CAPÍTULO CXXIX
A D. Sancha
D. Sancha, peço-lhe que não leia este livro; ou, se o houver lido até aqui,
abandone o resto. Basta fechá-lo; melhor será queimá-lo, para lhe não dar tentação e
abri-lo outra vez. Se, apesar do aviso, quiser ir até o fim, a culpa é sua; não respondo
pelo mal que receber. O que já lhe tiver feito, contando os gestos daquele sábado, esse
acabou, uma vez que os acontecimentos, e eu com eles, desmentimos a minha ilusão;
mas o que agora a alcançar, esse é indelével. Não, amiga minha, não leia mais. Vá
envelhecendo, sem marido nem filha, que eu faço a mesma coisa, e é ainda o melhor
que se pode fazer depois da mocidade.

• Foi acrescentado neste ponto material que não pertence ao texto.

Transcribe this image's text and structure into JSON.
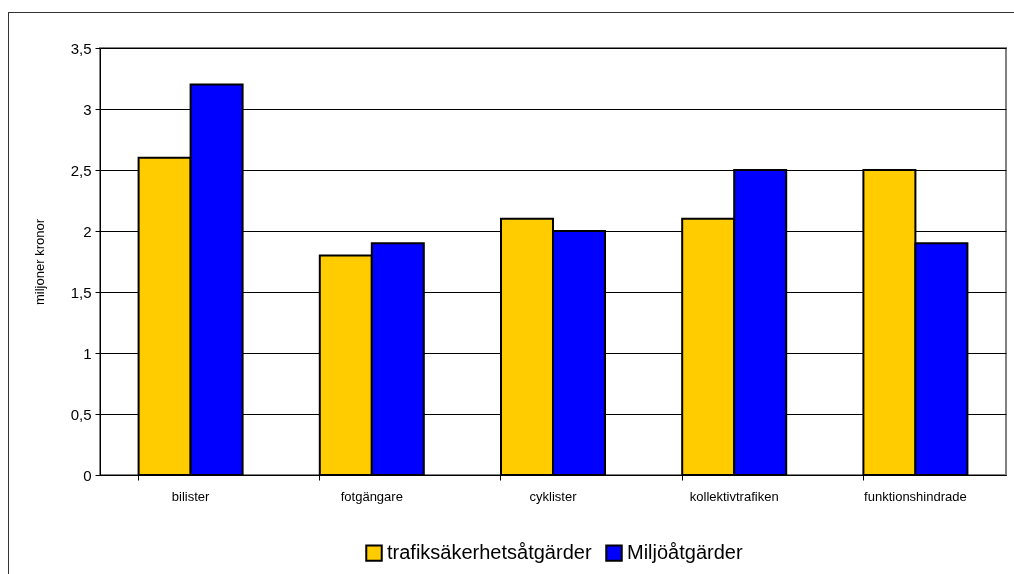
{
  "chart_data": {
    "type": "bar",
    "ylabel": "miljoner kronor",
    "categories": [
      "bilister",
      "fotgängare",
      "cyklister",
      "kollektivtrafiken",
      "funktionshindrade"
    ],
    "series": [
      {
        "name": "trafiksäkerhetsåtgärder",
        "color": "#ffcc00",
        "values": [
          2.6,
          1.8,
          2.1,
          2.1,
          2.5
        ]
      },
      {
        "name": "Miljöåtgärder",
        "color": "#0000ff",
        "values": [
          3.2,
          1.9,
          2.0,
          2.5,
          1.9
        ]
      }
    ],
    "ylim": [
      0,
      3.5
    ],
    "yticks": [
      0,
      {
        "value": 0.5,
        "label": "0,5"
      },
      1,
      {
        "value": 1.5,
        "label": "1,5"
      },
      2,
      {
        "value": 2.5,
        "label": "2,5"
      },
      3,
      {
        "value": 3.5,
        "label": "3,5"
      }
    ],
    "grid": "y",
    "legend": "bottom"
  }
}
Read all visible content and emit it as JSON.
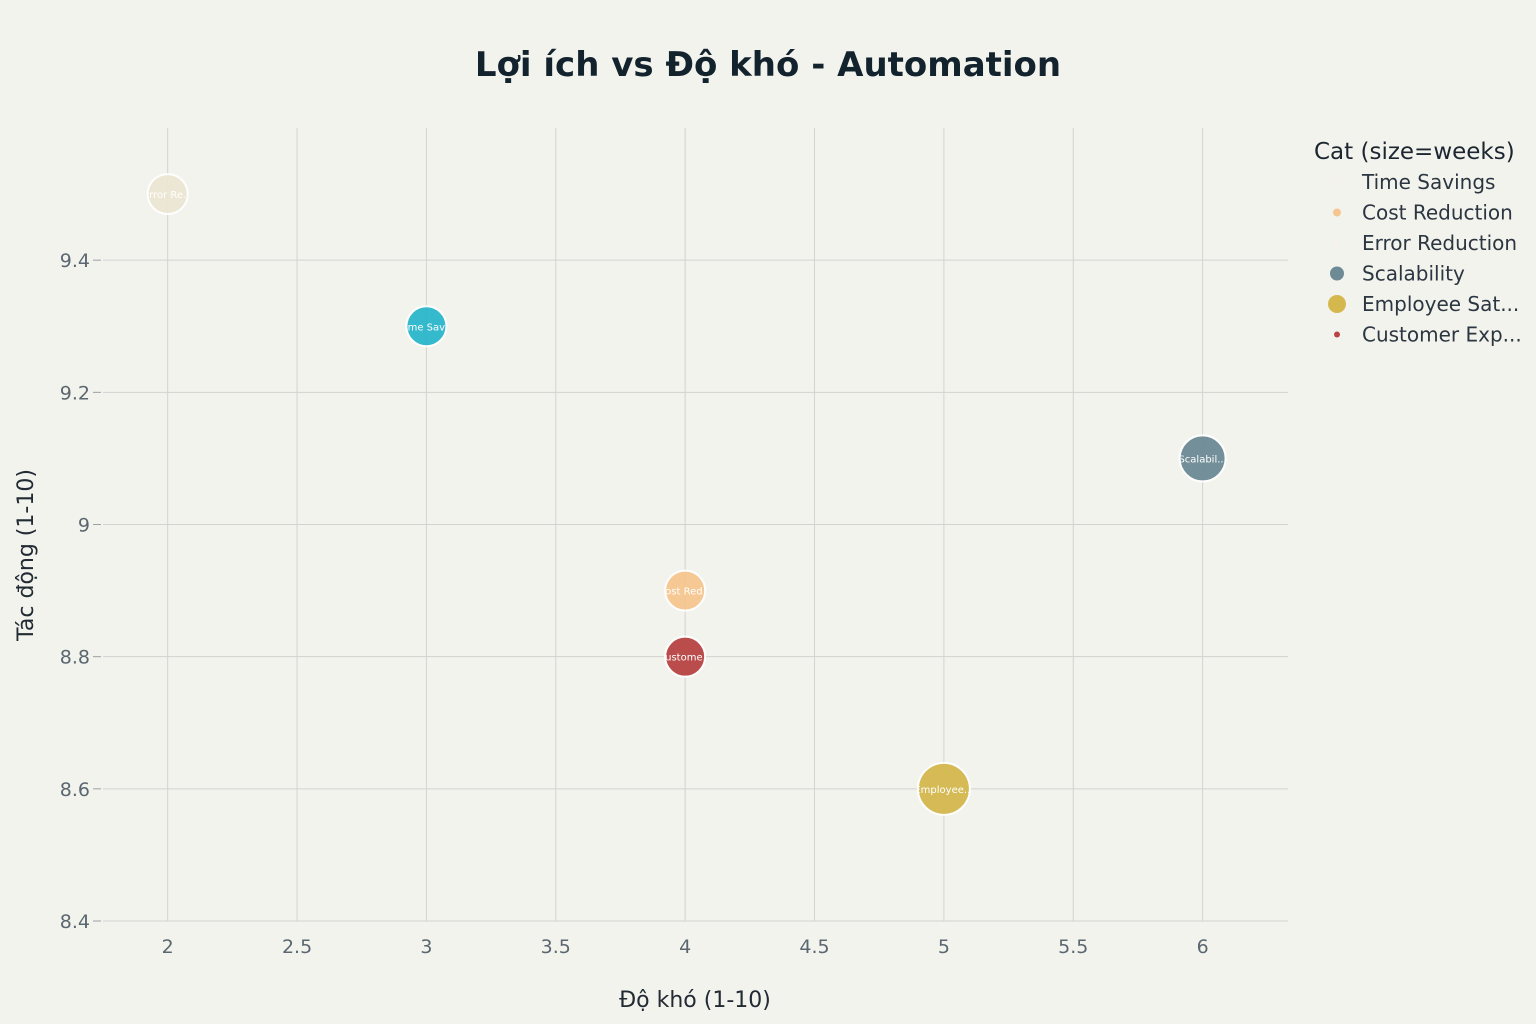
{
  "chart_data": {
    "type": "scatter",
    "title": "Lợi ích vs Độ khó - Automation",
    "xlabel": "Độ khó (1-10)",
    "ylabel": "Tác động (1-10)",
    "xlim": [
      1.75,
      6.33
    ],
    "ylim": [
      8.4,
      9.6
    ],
    "xticks": [
      "2",
      "2.5",
      "3",
      "3.5",
      "4",
      "4.5",
      "5",
      "5.5",
      "6"
    ],
    "yticks": [
      "8.4",
      "8.6",
      "8.8",
      "9",
      "9.2",
      "9.4"
    ],
    "grid": true,
    "legend": {
      "title": "Cat (size=weeks)",
      "placement": "right"
    },
    "series": [
      {
        "name": "Time Savings",
        "label": "Time Sav...",
        "color": "#2bb6cc",
        "x": 3,
        "y": 9.3,
        "size": 4,
        "legend_marker": "#f5f2ea"
      },
      {
        "name": "Cost Reduction",
        "label": "Cost Red...",
        "color": "#f6c690",
        "x": 4,
        "y": 8.9,
        "size": 4,
        "legend_marker": "#f6c690"
      },
      {
        "name": "Error Reduction",
        "label": "Error Re...",
        "color": "#ece6d3",
        "x": 2,
        "y": 9.5,
        "size": 4,
        "legend_marker": "#f5f2ea"
      },
      {
        "name": "Scalability",
        "label": "Scalabil...",
        "color": "#6d8a95",
        "x": 6,
        "y": 9.1,
        "size": 6,
        "legend_marker": "#6d8a95"
      },
      {
        "name": "Employee Sat...",
        "label": "Employee...",
        "color": "#d4b84e",
        "x": 5,
        "y": 8.6,
        "size": 8,
        "legend_marker": "#d4b84e"
      },
      {
        "name": "Customer Exp...",
        "label": "Custome...",
        "color": "#b84543",
        "x": 4,
        "y": 8.8,
        "size": 4,
        "legend_marker": "#b84543"
      }
    ]
  }
}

Um dia, iremos daqui até a porta do céu, onde
nos encontraremos renovados, como as plantas novas, come piante novelle,
Rinovellate di novelle fronde.
O resto em Dante.
CAPÍTULO CXXX
Um Dia...
Porquanto um dia Capitu quis saber o que é que me fazia andar calado e
aborrecido. E propôs-me a Europa, Minas, Petrópolis, uma série de bailes, mil desses
remédios aconselhados aos melancólicos. Eu não sabia que lhe respondesse; recusei as
diversões. Como insistisse, repliquei-lhe que os meus negócios andavam mal. Capitu
sorriu para animar-me. E que tinha que andassem mal? Tornariam a andar bem, e até lá
as jóias, os objetos de algum valor seriam vendidos, e iríamos residir em algum beco.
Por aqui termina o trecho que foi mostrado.